Bremen - Von Thomas Kuzaj. Der Gelbrandkäfer ist hier zu Haus, Erdkröte und Kleinlibelle sind es ebenfalls. Der Wasserläufer, eine Wanze, gleitet über den Graben, wo die Teichrose ebenso gedeiht wie die Kleine Wasserlinse. Dschungelprüfung in Bremen? Nein, Artenvielfalt im Stadtwald. Und der ist jetzt unter Gartendenkmalschutz gestellt worden.

Der Bürgerparkverein, wie im Bürgerpark auch im direkt angrenzenden Stadtwald mit der Pflege betraut, freut sich über die Entscheidung des Landesamts für Denkmalpflege. „Zum einen wird hiermit der gartenhistorische Wert der Anlage dokumentiert und gleichzeitig das mehr als 100-jährige Engagement des Bürgerparkvereins für die Pflege und den Erhalt der Anlage gewürdigt“, so Parkdirektor Tim Großmann.

110 Jahre nach Fertigstellung der Anlage ist die Entscheidung der Denkmalpfleger gekommen. „Als wesentliche Etappe in der Geschichte des Bürgerparks und des Bürgerparkvereins hat der Stadtwald auch für das Gartendenkmal Bürgerpark hohe lokalhistorische Bedeutung und ist gemeinsam mit dem Bürgerpark als Kulturdenkmal einzustufen“ - so heißt es unter anderem in der Begründung von Dr. Rolf Kirsch (Landesamt für Denkmalpflege). Der Bürgerpark selbst steht bereits seit 1984 unter Denkmalschutz.
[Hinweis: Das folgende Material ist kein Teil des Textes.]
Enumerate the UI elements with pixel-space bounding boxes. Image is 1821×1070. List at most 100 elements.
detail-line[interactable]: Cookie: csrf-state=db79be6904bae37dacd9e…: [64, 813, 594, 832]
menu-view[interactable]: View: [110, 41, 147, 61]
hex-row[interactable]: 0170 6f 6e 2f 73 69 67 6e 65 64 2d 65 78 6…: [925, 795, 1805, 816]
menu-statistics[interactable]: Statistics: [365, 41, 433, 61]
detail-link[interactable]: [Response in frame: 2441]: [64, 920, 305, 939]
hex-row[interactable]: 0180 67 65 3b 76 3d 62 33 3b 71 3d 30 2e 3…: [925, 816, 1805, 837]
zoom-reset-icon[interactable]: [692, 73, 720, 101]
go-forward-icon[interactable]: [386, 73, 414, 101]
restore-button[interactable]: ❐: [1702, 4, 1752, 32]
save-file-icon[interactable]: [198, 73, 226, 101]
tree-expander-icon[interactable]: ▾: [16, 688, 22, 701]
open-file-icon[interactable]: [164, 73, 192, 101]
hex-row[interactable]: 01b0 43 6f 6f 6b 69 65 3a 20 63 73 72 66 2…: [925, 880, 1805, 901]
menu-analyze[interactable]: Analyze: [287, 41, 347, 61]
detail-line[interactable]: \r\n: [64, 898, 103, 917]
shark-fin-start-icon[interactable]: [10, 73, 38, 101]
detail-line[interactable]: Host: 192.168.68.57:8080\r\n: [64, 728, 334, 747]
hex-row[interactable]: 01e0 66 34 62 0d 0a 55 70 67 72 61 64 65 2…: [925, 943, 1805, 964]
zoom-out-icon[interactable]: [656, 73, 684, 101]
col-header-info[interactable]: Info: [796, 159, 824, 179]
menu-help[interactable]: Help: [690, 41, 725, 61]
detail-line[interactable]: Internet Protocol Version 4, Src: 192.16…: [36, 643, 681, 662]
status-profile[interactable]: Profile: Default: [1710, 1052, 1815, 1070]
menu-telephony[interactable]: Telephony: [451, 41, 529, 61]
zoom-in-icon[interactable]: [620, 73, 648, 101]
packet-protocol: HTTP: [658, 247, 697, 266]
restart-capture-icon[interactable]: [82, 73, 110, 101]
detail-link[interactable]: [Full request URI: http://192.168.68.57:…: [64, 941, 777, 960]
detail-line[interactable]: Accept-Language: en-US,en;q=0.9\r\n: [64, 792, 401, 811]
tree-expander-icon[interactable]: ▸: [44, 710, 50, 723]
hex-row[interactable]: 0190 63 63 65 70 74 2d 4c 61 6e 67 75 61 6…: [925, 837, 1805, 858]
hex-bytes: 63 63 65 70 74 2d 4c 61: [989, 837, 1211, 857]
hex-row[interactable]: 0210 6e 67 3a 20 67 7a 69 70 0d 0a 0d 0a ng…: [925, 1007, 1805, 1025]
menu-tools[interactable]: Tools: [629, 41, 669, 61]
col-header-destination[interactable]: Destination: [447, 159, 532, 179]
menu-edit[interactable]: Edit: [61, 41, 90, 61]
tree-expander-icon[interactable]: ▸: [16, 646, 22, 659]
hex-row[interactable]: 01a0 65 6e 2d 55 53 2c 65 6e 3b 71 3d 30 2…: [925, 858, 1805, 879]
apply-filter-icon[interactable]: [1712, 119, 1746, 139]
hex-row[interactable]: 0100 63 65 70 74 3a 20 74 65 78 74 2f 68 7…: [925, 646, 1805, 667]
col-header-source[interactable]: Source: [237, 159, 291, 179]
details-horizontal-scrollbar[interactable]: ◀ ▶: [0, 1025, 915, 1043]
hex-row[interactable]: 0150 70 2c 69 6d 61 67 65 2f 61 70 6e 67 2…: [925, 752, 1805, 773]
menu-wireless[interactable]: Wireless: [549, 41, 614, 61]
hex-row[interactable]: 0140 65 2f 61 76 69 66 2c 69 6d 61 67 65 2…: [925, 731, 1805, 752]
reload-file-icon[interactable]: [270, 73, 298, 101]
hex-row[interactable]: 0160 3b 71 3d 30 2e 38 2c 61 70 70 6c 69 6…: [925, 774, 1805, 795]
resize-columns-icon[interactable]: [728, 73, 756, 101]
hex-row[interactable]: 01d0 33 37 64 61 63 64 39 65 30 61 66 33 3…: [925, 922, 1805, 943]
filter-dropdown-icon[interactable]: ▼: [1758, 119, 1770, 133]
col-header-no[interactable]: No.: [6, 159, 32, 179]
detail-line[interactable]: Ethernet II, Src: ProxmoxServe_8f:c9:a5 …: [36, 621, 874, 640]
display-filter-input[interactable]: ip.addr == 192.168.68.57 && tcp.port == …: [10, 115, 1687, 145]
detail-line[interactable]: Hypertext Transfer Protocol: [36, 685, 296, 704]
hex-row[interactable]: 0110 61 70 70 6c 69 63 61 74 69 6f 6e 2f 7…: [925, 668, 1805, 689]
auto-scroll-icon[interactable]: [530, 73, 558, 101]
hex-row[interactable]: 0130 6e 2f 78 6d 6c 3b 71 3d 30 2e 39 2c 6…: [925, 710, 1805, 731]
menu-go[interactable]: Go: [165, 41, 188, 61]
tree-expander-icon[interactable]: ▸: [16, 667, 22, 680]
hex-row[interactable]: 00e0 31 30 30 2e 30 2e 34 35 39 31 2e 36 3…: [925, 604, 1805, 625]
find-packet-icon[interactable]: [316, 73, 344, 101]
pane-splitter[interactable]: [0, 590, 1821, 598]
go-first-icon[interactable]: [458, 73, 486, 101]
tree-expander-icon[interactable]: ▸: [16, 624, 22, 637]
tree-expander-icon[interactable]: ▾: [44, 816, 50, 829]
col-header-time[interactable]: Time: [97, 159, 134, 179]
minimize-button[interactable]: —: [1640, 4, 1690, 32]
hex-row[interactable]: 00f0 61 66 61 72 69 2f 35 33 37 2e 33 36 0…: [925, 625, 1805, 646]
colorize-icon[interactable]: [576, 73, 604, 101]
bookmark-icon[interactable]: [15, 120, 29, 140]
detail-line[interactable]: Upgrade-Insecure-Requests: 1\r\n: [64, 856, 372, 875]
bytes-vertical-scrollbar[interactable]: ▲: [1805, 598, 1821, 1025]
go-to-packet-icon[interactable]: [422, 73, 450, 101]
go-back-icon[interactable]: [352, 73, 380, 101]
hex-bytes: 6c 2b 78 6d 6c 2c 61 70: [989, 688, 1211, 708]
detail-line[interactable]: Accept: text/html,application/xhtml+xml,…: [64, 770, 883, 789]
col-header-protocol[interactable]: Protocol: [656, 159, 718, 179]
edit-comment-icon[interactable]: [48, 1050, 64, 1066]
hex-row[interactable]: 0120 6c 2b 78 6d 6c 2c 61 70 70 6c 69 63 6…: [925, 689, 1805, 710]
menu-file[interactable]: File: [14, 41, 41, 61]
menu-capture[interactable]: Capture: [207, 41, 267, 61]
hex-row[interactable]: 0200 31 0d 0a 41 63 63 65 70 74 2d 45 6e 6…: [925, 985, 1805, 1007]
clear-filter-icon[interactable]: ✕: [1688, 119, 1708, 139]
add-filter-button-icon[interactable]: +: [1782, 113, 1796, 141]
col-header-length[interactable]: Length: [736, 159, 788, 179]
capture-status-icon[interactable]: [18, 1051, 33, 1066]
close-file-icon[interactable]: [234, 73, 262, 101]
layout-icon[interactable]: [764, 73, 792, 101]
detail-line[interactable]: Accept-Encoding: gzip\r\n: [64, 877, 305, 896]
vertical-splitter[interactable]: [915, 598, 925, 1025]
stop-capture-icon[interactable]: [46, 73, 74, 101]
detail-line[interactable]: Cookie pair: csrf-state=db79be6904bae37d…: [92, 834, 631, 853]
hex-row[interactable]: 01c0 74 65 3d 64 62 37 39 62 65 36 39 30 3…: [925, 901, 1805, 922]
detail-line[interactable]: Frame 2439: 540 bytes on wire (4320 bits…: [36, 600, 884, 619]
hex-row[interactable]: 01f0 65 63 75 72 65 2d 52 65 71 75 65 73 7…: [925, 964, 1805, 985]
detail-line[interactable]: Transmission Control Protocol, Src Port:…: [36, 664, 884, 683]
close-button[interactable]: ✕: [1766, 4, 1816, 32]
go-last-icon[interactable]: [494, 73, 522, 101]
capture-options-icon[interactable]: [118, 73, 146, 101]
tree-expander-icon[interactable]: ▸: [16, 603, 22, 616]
Nachdem der Senat zu Kaisers Zeiten - anno 1906 - das Gebiet nördlich der Bahntrasse Bremen-Hamburg dem Bürgerparkverein zur Anlage eines Stadtwaldes überlassen hatte, stellte der damalige Präsident des Vereins die Summe von 250 000 Mark für die Realisierung des Planes zur Verfügung. Der Präsident, das war der „Petroleumkönig“ Franz Schütte (1836 bis 1911), der als Mäzen so manches Mal Einfluss auf Bremens Stadtbild genommen hatte. Den Plan für die Anlage fertigte der damalige Parkdirektor Carl Ohrt. Im Gegensatz zum Bürgerpark stellte er auf der neuen und 66,5 Hektar großen Fläche „den Waldcharakter in den Vordergrund“, wie Parkdirektor Großmann erklärt.

Und weiter: „Neben einheimischen wurden auch fremdländische Laubbaumarten gepflanzt und durch großflächige Nadelholzbestände ergänzt. Auf Hälfte der Bahnstrecke hatte Ohrt bereits eine Unterführung zwischen Stadtwald und Bürgerpark geplant, die allerdings bis heute nicht realisiert werden konnte.“ Sie ist über die Jahre aber immer mal wieder im Gespräch gewesen.

Heute sorgen Finnbahn und Spielplatz samt Wiese dafür, dass viele Menschen ihre Freizeit im Stadtwald verbringen. Und dann sind da natürlich noch Gelbrandkäfer, Wasserläufer und Teichrose. Auch sie sorgen für Publikumsverkehr im Stadtwald - nicht zuletzt auf dem „Naturlehr- und Erlebnispfad“, der vor 20 Jahren angelegt wurde und insgesamt drei Kilometer lang ist.